Determining the best life insurance involves multiple moving parts that entail personal situations and desires. In other words, it depends.
Considerations when choosing a life insurance company includes the company’s history, its reputation for customer service, its financial stability and its pricing. These factors ultimately yield the customer experience and the policy value.
What kind of medical exams requirements exist around the purchase of life insurance?

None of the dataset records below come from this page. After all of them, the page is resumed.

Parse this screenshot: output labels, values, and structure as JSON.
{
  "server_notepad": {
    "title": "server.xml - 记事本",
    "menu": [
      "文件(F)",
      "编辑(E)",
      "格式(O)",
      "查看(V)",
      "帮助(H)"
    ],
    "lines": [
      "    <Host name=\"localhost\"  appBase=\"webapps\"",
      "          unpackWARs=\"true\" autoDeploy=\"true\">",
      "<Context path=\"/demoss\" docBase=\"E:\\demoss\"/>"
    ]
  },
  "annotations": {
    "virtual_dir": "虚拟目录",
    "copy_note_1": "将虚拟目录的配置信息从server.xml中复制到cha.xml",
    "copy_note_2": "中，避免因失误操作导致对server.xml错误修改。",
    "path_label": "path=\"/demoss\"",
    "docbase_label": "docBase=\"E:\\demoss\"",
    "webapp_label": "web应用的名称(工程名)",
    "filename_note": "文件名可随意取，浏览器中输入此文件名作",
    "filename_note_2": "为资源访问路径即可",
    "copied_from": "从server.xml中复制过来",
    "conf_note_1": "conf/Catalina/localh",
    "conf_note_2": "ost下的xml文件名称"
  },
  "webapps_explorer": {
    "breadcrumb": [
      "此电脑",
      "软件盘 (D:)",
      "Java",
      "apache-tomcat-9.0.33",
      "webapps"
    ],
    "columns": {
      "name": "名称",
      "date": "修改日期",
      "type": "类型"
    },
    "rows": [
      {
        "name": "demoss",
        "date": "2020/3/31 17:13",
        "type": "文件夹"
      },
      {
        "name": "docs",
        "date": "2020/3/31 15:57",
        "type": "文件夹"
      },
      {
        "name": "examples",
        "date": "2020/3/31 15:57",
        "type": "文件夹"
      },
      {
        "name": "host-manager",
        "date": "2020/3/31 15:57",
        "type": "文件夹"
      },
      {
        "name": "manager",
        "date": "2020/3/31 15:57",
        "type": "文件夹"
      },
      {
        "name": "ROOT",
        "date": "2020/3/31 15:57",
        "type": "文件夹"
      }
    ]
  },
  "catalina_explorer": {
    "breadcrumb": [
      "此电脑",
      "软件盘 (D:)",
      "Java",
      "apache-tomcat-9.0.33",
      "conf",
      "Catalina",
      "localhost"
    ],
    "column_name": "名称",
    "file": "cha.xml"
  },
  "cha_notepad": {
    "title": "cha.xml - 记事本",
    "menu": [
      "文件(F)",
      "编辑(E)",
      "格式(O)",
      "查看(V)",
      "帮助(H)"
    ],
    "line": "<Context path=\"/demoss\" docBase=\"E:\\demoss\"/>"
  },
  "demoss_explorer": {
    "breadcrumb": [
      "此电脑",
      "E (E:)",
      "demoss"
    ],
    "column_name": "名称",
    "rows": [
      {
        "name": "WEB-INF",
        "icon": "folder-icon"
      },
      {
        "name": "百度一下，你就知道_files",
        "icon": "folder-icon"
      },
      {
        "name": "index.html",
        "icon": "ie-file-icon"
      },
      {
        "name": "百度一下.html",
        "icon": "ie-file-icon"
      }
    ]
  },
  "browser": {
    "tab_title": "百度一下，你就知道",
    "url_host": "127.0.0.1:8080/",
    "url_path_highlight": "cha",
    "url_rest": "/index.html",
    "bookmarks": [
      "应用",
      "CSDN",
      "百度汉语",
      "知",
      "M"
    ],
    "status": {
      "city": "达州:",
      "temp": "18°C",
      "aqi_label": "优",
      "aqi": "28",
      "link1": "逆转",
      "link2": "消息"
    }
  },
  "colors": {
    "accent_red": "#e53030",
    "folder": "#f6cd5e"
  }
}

A life insurance medical exam requires a basic physical exam including weight and height measurements and a blood pressure check. The medical examiner will also ask for prior medical exams and history and urine and blood samples.
What factors best determine if an insurer pays the death benefit?
On the assumption that no issues exist in terms of a policyholder’s life insurance application and that no contestability issues come into play, financial stability plays a key factor in an heir’s receipt of a death benefit.
AM Best and Demotech offer ratings and information about insurers’ financial stability.